The vast Old Piano Factory on the corner became head office of Colin Haycraft’s publishing company, Duckworth – just fifty paces from his home. There Anna edited the novels of her friend Beryl Bainbridge from nearby Albert Street.
At lunchtime, fellows of All Souls would flock to the Haycrafts’ bibulous parties, where Anna, in a floor-length apron, would stand in her quarry-tiled kitchen, placidly stirring a cauldron of Mrs Beeton stew on an ancient stove.
All Crescent kitchens adopted the farmhouse mode, with squashy sofas and pine tables, made by Fay Weldon’s husband Ron at his place on Regent’s Park Road.
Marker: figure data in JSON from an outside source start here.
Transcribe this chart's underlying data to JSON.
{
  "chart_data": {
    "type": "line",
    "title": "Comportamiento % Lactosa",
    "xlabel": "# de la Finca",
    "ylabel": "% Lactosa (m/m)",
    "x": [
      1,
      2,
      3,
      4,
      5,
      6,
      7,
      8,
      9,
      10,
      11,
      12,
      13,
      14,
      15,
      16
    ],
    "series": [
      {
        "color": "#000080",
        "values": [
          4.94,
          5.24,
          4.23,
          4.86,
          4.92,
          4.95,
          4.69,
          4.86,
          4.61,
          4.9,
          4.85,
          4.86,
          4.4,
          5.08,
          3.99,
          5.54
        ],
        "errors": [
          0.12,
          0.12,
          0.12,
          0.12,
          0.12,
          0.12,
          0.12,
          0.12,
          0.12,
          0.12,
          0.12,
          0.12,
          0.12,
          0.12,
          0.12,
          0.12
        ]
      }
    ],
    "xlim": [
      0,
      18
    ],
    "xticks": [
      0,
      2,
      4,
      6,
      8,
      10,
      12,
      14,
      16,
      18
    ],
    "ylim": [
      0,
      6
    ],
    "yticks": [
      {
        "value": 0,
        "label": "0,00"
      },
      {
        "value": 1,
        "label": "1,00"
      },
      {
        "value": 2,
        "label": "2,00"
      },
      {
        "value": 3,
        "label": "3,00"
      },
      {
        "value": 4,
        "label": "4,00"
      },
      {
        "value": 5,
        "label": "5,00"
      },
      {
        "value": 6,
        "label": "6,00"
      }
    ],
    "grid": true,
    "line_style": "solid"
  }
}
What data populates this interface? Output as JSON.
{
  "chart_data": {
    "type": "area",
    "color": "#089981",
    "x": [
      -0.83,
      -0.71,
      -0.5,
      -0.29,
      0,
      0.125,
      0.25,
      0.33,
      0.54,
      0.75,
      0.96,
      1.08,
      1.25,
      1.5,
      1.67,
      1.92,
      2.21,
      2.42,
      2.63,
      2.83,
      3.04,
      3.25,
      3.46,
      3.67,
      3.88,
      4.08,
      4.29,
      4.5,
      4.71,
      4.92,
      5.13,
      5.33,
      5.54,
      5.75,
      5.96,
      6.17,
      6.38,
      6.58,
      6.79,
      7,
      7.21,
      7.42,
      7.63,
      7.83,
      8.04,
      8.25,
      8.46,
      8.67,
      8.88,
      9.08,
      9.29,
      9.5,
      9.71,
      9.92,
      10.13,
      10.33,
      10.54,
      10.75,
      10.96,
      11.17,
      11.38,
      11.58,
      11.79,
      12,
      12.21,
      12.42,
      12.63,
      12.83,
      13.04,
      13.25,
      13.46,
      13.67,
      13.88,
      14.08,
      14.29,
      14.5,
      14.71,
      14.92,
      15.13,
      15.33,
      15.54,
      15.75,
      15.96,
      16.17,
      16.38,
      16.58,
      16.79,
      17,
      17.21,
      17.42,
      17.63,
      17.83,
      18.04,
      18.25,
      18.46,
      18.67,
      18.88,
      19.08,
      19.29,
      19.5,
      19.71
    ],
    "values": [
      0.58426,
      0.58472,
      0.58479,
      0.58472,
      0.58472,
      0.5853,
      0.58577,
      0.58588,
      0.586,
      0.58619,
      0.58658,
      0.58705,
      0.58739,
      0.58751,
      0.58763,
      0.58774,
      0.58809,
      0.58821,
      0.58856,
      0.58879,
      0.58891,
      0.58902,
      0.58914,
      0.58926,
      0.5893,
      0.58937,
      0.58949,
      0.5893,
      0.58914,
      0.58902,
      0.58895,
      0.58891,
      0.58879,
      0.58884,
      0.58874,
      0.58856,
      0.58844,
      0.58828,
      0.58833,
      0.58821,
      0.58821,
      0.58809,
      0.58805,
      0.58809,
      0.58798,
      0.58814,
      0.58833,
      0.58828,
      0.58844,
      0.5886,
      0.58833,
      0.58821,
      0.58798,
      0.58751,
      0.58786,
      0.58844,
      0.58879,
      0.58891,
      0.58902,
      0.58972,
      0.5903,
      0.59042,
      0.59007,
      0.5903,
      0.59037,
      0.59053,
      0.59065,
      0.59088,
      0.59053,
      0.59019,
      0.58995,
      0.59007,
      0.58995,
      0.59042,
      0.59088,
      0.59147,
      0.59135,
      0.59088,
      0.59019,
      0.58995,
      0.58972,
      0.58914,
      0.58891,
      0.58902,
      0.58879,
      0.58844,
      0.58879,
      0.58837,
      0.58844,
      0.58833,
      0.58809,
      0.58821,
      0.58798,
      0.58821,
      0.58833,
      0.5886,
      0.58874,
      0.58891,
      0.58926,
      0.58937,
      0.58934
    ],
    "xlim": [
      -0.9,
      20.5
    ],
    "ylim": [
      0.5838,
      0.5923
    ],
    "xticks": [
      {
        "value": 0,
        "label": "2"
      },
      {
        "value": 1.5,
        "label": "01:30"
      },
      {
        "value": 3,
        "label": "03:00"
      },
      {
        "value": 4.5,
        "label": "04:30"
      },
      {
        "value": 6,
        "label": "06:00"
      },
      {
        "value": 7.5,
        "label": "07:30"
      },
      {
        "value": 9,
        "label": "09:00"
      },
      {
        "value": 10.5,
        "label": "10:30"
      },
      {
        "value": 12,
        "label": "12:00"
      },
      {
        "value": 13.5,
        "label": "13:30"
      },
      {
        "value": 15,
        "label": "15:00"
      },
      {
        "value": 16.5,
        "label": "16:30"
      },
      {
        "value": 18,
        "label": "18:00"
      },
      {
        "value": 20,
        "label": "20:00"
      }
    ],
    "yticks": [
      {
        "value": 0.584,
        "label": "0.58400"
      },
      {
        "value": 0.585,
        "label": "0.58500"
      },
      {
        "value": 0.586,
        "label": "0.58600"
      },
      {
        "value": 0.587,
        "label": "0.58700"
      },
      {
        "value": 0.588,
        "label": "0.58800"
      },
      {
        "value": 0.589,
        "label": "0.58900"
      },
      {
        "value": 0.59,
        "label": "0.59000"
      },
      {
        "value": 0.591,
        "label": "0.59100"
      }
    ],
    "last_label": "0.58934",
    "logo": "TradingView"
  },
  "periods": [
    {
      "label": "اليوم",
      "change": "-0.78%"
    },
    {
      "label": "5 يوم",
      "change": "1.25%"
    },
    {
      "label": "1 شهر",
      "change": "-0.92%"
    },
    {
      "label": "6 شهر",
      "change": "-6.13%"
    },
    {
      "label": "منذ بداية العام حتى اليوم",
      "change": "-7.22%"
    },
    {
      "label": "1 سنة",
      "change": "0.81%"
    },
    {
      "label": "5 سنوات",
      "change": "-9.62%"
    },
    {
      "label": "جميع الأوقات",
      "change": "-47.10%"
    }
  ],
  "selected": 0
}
Ron’s stripped pine was de rigueur, along with William Morris wallpaper, high brass beds, bright Casa Pupo rugs and art nouveau pieces from Reg’s stall in Camden Market.
No wonder Gloucester Crescent, eminently satirisable, has been immortalised so often. Bennett wrote a TV soap opera, Life and Times in NW1, in the 1960s. Then, in his The Lady in the Van, on stage and screen, Dame Maggie Smith made a heroine of Miss Shepherd. Lately there was Love, Nina, by Nina Stibbe, au pair to Mary-Kay Wilmers, owner and editor of the London Review of Books (who, with her husband, film director Stephen Frears, bought the Mellys’ house in 1971).
But the sharpest satire remains the 1960s strip in the Listener by Mark Boxer, The String-Alongs (in book form, The Trendy Ape). How gleefully Boxer, a Cambridge contemporary of the Tomalins/ Stringalongs, caricatured the Crescent’s glitterati, their Oxbridge pretensions, Left-leaning politics, TV polemics and colour-supplement lifestyles:
‘Darling, the Touch-Paceys have invited us to cocktails at six.’
‘How inconsiderate! They must know I’m appearing with Bernard on Three After Six tonight.’ The parody was almost too close to reality.
In the past two decades, the original Crescent-dwellers have dwindled. In 2001, the widowed Anna Haycraft sold her empty nest and decamped to Wales with Basil the cat; she asked £1.5 million for number 22, and the buyer was Malcolm Venville, advertising film-maker. In 2003, Claire Tomalin and her second husband, Michael Frayn, moved to leafy Petersham on the Thames. Alan Bennett’s pushbike has been leaning on the railings of another NW1 house nearby for a decade, so number 23 Gloucester Crescent is available for £3 million to a passing hedge-funder – who as Bennett fears, will cover up its shabby-chic ancient palazzo look (lovingly achieved by Bennett himself, lime-plastering the walls) and replace it with ‘white and modish minimalism’.
Only a few stalwarts and their wives, including David Gentleman, 87, and Sir Jonathan Miller, 83, remain in situ. Miller’s lugubrious features have become an appropriate symbol for Britain’s cleverest street in what he refers to as ‘the last days of the Haute Bohème’.